Zhora gibi Soldatov da Rusların Ukraynalıların internet içeriğini filtrelemek için DPI kullandıklarına inanıyor. Ancak Soldatov, filtrelemenin uzaktan iyi çalışmadığını, yani Rusya’nın DPI teknolojisini Ukrayna’ya getirmesi gerektiğini söyledi ve ekledi: ”Batı’da veya belki İsrail’de bir yerlerde bazı DPI ekipmanlarının geliştirilebileceğinden şüpheleniyorum, çünkü bu ülke (İsrail) DPI cihazlarını Rusya’ya satmakta son derece aktif, bu yüzden belki de işgal altındaki bölgelerde bir tür yabancı ekipman bulunabilir.” 

Dezenformasyon uzmanlarına göre bir VPN veya Starlink bağlantısından faydalansalar dahi ortalama bir Ukraynalı’nın bilgi akışının keskin bir şekilde zayıfladığı açıkça görülüyor. Ancak Stanford Üniversitesi’nden bir dezenformasyon uzmanı olan Herb Lin, Rusların ülkenin demokratik mirasını elinden alamayacağı için Ukraynalıların çoğunun propagandadan etkilenmeyeceğini söyledi.

Ukraynalı hackerlar Rusya’ya saldıran oyun tasarladı

IT Army of Ukraine adlı Ukraynalı hacker grubu yeniden tasarladıkları “2048” oyunu ile Rusya’ya DoS saldırıları düzenliyor.

“Play For Ukraine” adlı oyunu indiren kullanıcılar, oyun oynadıkları zaman Rusya’da belirlenen resmi hedeflere DoS saldırısı düzenleniyor.

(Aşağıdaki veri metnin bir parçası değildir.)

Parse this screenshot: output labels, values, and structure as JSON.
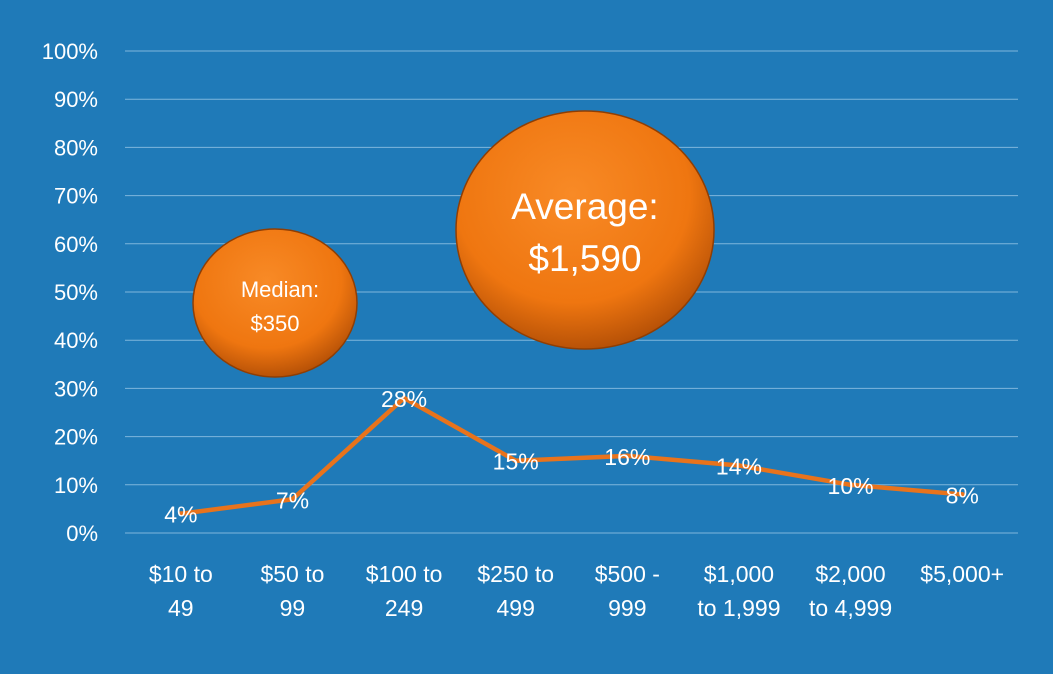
{
  "colors": {
    "background": "#1f7ab8",
    "line": "#e8731c",
    "bubble": "#f07c15",
    "bubble_dark": "#a94a05",
    "grid": "#7fb6dc",
    "text": "#ffffff"
  },
  "chart_data": {
    "type": "line",
    "title": "",
    "xlabel": "",
    "ylabel": "",
    "ylim": [
      0,
      100
    ],
    "yticks": [
      "0%",
      "10%",
      "20%",
      "30%",
      "40%",
      "50%",
      "60%",
      "70%",
      "80%",
      "90%",
      "100%"
    ],
    "grid": true,
    "categories": [
      [
        "$10 to",
        "49"
      ],
      [
        "$50 to",
        "99"
      ],
      [
        "$100 to",
        "249"
      ],
      [
        "$250 to",
        "499"
      ],
      [
        "$500 -",
        "999"
      ],
      [
        "$1,000",
        "to 1,999"
      ],
      [
        "$2,000",
        "to 4,999"
      ],
      [
        "$5,000+"
      ]
    ],
    "values": [
      4,
      7,
      28,
      15,
      16,
      14,
      10,
      8
    ],
    "data_labels": [
      "4%",
      "7%",
      "28%",
      "15%",
      "16%",
      "14%",
      "10%",
      "8%"
    ],
    "annotations": [
      {
        "id": "median",
        "lines": [
          "Median:",
          "$350"
        ]
      },
      {
        "id": "average",
        "lines": [
          "Average:",
          "$1,590"
        ]
      }
    ]
  }
}
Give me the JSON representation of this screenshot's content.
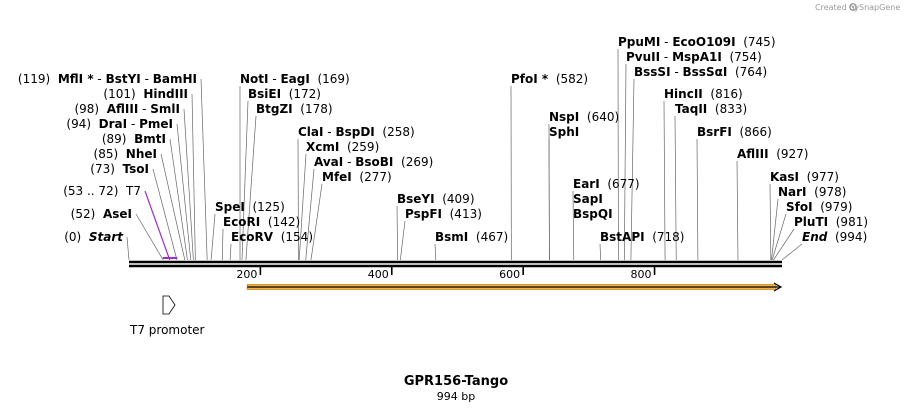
{
  "credit": {
    "text": "Created by",
    "brand": "SnapGene"
  },
  "title": "GPR156-Tango",
  "subtitle": "994 bp",
  "length": 994,
  "ticks": [
    {
      "label": "200",
      "pos": 200
    },
    {
      "label": "400",
      "pos": 400
    },
    {
      "label": "600",
      "pos": 600
    },
    {
      "label": "800",
      "pos": 800
    }
  ],
  "feature": {
    "label": "T7 promoter",
    "start": 53,
    "end": 72
  },
  "cds": {
    "start": 180,
    "end": 994
  },
  "labels": [
    {
      "id": "start",
      "parts": [
        {
          "t": "(0)",
          "s": "pos"
        },
        {
          "t": "  "
        },
        {
          "t": "Start",
          "s": "it"
        }
      ],
      "sites": [
        0
      ]
    },
    {
      "id": "asei",
      "parts": [
        {
          "t": "(52)",
          "s": "pos"
        },
        {
          "t": "  "
        },
        {
          "t": "AseI",
          "s": "enz"
        }
      ],
      "sites": [
        52
      ]
    },
    {
      "id": "t7",
      "parts": [
        {
          "t": "(53 .. 72)",
          "s": "pos"
        },
        {
          "t": "  "
        },
        {
          "t": "T7",
          "s": "pos"
        }
      ],
      "sites": [
        62
      ],
      "purple": true
    },
    {
      "id": "tsoi",
      "parts": [
        {
          "t": "(73)",
          "s": "pos"
        },
        {
          "t": "  "
        },
        {
          "t": "TsoI",
          "s": "enz"
        }
      ],
      "sites": [
        73
      ]
    },
    {
      "id": "nhei",
      "parts": [
        {
          "t": "(85)",
          "s": "pos"
        },
        {
          "t": "  "
        },
        {
          "t": "NheI",
          "s": "enz"
        }
      ],
      "sites": [
        85
      ]
    },
    {
      "id": "bmti",
      "parts": [
        {
          "t": "(89)",
          "s": "pos"
        },
        {
          "t": "  "
        },
        {
          "t": "BmtI",
          "s": "enz"
        }
      ],
      "sites": [
        89
      ]
    },
    {
      "id": "drai",
      "parts": [
        {
          "t": "(94)",
          "s": "pos"
        },
        {
          "t": "  "
        },
        {
          "t": "DraI",
          "s": "enz"
        },
        {
          "t": " - "
        },
        {
          "t": "PmeI",
          "s": "enz"
        }
      ],
      "sites": [
        94
      ]
    },
    {
      "id": "afliii",
      "parts": [
        {
          "t": "(98)",
          "s": "pos"
        },
        {
          "t": "  "
        },
        {
          "t": "AflIII",
          "s": "enz"
        },
        {
          "t": " - "
        },
        {
          "t": "SmlI",
          "s": "enz"
        }
      ],
      "sites": [
        98
      ]
    },
    {
      "id": "hindiii",
      "parts": [
        {
          "t": "(101)",
          "s": "pos"
        },
        {
          "t": "  "
        },
        {
          "t": "HindIII",
          "s": "enz"
        }
      ],
      "sites": [
        101
      ]
    },
    {
      "id": "mfli",
      "parts": [
        {
          "t": "(119)",
          "s": "pos"
        },
        {
          "t": "  "
        },
        {
          "t": "MflI *",
          "s": "enz"
        },
        {
          "t": " - "
        },
        {
          "t": "BstYI",
          "s": "enz"
        },
        {
          "t": " - "
        },
        {
          "t": "BamHI",
          "s": "enz"
        }
      ],
      "sites": [
        119
      ]
    },
    {
      "id": "spei",
      "parts": [
        {
          "t": "SpeI",
          "s": "enz"
        },
        {
          "t": "  "
        },
        {
          "t": "(125)",
          "s": "pos"
        }
      ],
      "sites": [
        125
      ]
    },
    {
      "id": "ecori",
      "parts": [
        {
          "t": "EcoRI",
          "s": "enz"
        },
        {
          "t": "  "
        },
        {
          "t": "(142)",
          "s": "pos"
        }
      ],
      "sites": [
        142
      ]
    },
    {
      "id": "ecorv",
      "parts": [
        {
          "t": "EcoRV",
          "s": "enz"
        },
        {
          "t": "  "
        },
        {
          "t": "(154)",
          "s": "pos"
        }
      ],
      "sites": [
        154
      ]
    },
    {
      "id": "noti",
      "parts": [
        {
          "t": "NotI",
          "s": "enz"
        },
        {
          "t": " - "
        },
        {
          "t": "EagI",
          "s": "enz"
        },
        {
          "t": "  "
        },
        {
          "t": "(169)",
          "s": "pos"
        }
      ],
      "sites": [
        169
      ]
    },
    {
      "id": "bsiei",
      "parts": [
        {
          "t": "BsiEI",
          "s": "enz"
        },
        {
          "t": "  "
        },
        {
          "t": "(172)",
          "s": "pos"
        }
      ],
      "sites": [
        172
      ]
    },
    {
      "id": "btgzi",
      "parts": [
        {
          "t": "BtgZI",
          "s": "enz"
        },
        {
          "t": "  "
        },
        {
          "t": "(178)",
          "s": "pos"
        }
      ],
      "sites": [
        178
      ]
    },
    {
      "id": "clai",
      "parts": [
        {
          "t": "ClaI",
          "s": "enz"
        },
        {
          "t": " - "
        },
        {
          "t": "BspDI",
          "s": "enz"
        },
        {
          "t": "  "
        },
        {
          "t": "(258)",
          "s": "pos"
        }
      ],
      "sites": [
        258
      ]
    },
    {
      "id": "xcmi",
      "parts": [
        {
          "t": "XcmI",
          "s": "enz"
        },
        {
          "t": "  "
        },
        {
          "t": "(259)",
          "s": "pos"
        }
      ],
      "sites": [
        259
      ]
    },
    {
      "id": "avai",
      "parts": [
        {
          "t": "AvaI",
          "s": "enz"
        },
        {
          "t": " - "
        },
        {
          "t": "BsoBI",
          "s": "enz"
        },
        {
          "t": "  "
        },
        {
          "t": "(269)",
          "s": "pos"
        }
      ],
      "sites": [
        269
      ]
    },
    {
      "id": "mfei",
      "parts": [
        {
          "t": "MfeI",
          "s": "enz"
        },
        {
          "t": "  "
        },
        {
          "t": "(277)",
          "s": "pos"
        }
      ],
      "sites": [
        277
      ]
    },
    {
      "id": "bseyi",
      "parts": [
        {
          "t": "BseYI",
          "s": "enz"
        },
        {
          "t": "  "
        },
        {
          "t": "(409)",
          "s": "pos"
        }
      ],
      "sites": [
        409
      ]
    },
    {
      "id": "pspfi",
      "parts": [
        {
          "t": "PspFI",
          "s": "enz"
        },
        {
          "t": "  "
        },
        {
          "t": "(413)",
          "s": "pos"
        }
      ],
      "sites": [
        413
      ]
    },
    {
      "id": "bsmi",
      "parts": [
        {
          "t": "BsmI",
          "s": "enz"
        },
        {
          "t": "  "
        },
        {
          "t": "(467)",
          "s": "pos"
        }
      ],
      "sites": [
        467
      ]
    },
    {
      "id": "pfoi",
      "parts": [
        {
          "t": "PfoI *",
          "s": "enz"
        },
        {
          "t": "  "
        },
        {
          "t": "(582)",
          "s": "pos"
        }
      ],
      "sites": [
        582
      ]
    },
    {
      "id": "nspi",
      "parts": [
        {
          "t": "NspI",
          "s": "enz"
        },
        {
          "t": "  "
        },
        {
          "t": "(640)",
          "s": "pos"
        }
      ],
      "sites": [
        640
      ]
    },
    {
      "id": "sphi",
      "parts": [
        {
          "t": "SphI",
          "s": "enz"
        }
      ],
      "sites": [
        640
      ]
    },
    {
      "id": "eari",
      "parts": [
        {
          "t": "EarI",
          "s": "enz"
        },
        {
          "t": "  "
        },
        {
          "t": "(677)",
          "s": "pos"
        }
      ],
      "sites": [
        677
      ]
    },
    {
      "id": "sapi",
      "parts": [
        {
          "t": "SapI",
          "s": "enz"
        }
      ],
      "sites": [
        677
      ]
    },
    {
      "id": "bspqi",
      "parts": [
        {
          "t": "BspQI",
          "s": "enz"
        }
      ],
      "sites": [
        677
      ]
    },
    {
      "id": "bstapi",
      "parts": [
        {
          "t": "BstAPI",
          "s": "enz"
        },
        {
          "t": "  "
        },
        {
          "t": "(718)",
          "s": "pos"
        }
      ],
      "sites": [
        718
      ]
    },
    {
      "id": "ppumi",
      "parts": [
        {
          "t": "PpuMI",
          "s": "enz"
        },
        {
          "t": " - "
        },
        {
          "t": "EcoO109I",
          "s": "enz"
        },
        {
          "t": "  "
        },
        {
          "t": "(745)",
          "s": "pos"
        }
      ],
      "sites": [
        745
      ]
    },
    {
      "id": "pvuii",
      "parts": [
        {
          "t": "PvuII",
          "s": "enz"
        },
        {
          "t": " - "
        },
        {
          "t": "MspA1I",
          "s": "enz"
        },
        {
          "t": "  "
        },
        {
          "t": "(754)",
          "s": "pos"
        }
      ],
      "sites": [
        754
      ]
    },
    {
      "id": "bsssi",
      "parts": [
        {
          "t": "BssSI",
          "s": "enz"
        },
        {
          "t": " - "
        },
        {
          "t": "BssSαI",
          "s": "enz"
        },
        {
          "t": "  "
        },
        {
          "t": "(764)",
          "s": "pos"
        }
      ],
      "sites": [
        764
      ]
    },
    {
      "id": "hincii",
      "parts": [
        {
          "t": "HincII",
          "s": "enz"
        },
        {
          "t": "  "
        },
        {
          "t": "(816)",
          "s": "pos"
        }
      ],
      "sites": [
        816
      ]
    },
    {
      "id": "taqii",
      "parts": [
        {
          "t": "TaqII",
          "s": "enz"
        },
        {
          "t": "  "
        },
        {
          "t": "(833)",
          "s": "pos"
        }
      ],
      "sites": [
        833
      ]
    },
    {
      "id": "bsrfi",
      "parts": [
        {
          "t": "BsrFI",
          "s": "enz"
        },
        {
          "t": "  "
        },
        {
          "t": "(866)",
          "s": "pos"
        }
      ],
      "sites": [
        866
      ]
    },
    {
      "id": "afliii2",
      "parts": [
        {
          "t": "AflIII",
          "s": "enz"
        },
        {
          "t": "  "
        },
        {
          "t": "(927)",
          "s": "pos"
        }
      ],
      "sites": [
        927
      ]
    },
    {
      "id": "kasi",
      "parts": [
        {
          "t": "KasI",
          "s": "enz"
        },
        {
          "t": "  "
        },
        {
          "t": "(977)",
          "s": "pos"
        }
      ],
      "sites": [
        977
      ]
    },
    {
      "id": "nari",
      "parts": [
        {
          "t": "NarI",
          "s": "enz"
        },
        {
          "t": "  "
        },
        {
          "t": "(978)",
          "s": "pos"
        }
      ],
      "sites": [
        978
      ]
    },
    {
      "id": "sfoi",
      "parts": [
        {
          "t": "SfoI",
          "s": "enz"
        },
        {
          "t": "  "
        },
        {
          "t": "(979)",
          "s": "pos"
        }
      ],
      "sites": [
        979
      ]
    },
    {
      "id": "pluti",
      "parts": [
        {
          "t": "PluTI",
          "s": "enz"
        },
        {
          "t": "  "
        },
        {
          "t": "(981)",
          "s": "pos"
        }
      ],
      "sites": [
        981
      ]
    },
    {
      "id": "end",
      "parts": [
        {
          "t": "End",
          "s": "it"
        },
        {
          "t": "  "
        },
        {
          "t": "(994)",
          "s": "pos"
        }
      ],
      "sites": [
        994
      ]
    }
  ]
}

Kullanıcı sayısı arttıkça ve oyun oynandıkça Rus internet sitelerindeki aşırı yüklenmiş oluyor.

Oyun geliştiricileri yazılımın cihazlara zarar vermediğini belirtirken, güvenlik açısından oyunu oynarken vpn kullanılmasını tavsiye etti.

Geliştiriciler, oyunla hangi sitelerin hedeflediği net olarak belirtilmiyor. Hackerlar bunun yerine “Rus ordusuna hizmet eden” internet sitelerinin hedef alındığını açıkladı.

2048 oyunu 2 sayısının katlarını bir araya getirerek oynanan bir puzzle oyunu. Birçok versiyonu bulunan oyun AppStore ve Google Play üzerinden indirilen popüler bir oyun.

Ukrayna’nın siber güçleri Rusya’nın Karadeniz filosu sunucularına sızdı

Rus hackerlar da Ukrayna hedeflerine yönelik DoS saldırıları düzenliyor. Ukrayna’nın siber güvenlik otoritesinden yapılan açıklamaya göre, ülkenin bazı yurtdışı temsilciliklerinin web sitesine ulaşılamıyor.

Anonymous gibi birçok hacker grubu da Ukrayna’ya destek vermek için Rusya’ya siber saldırılar düzenliyor.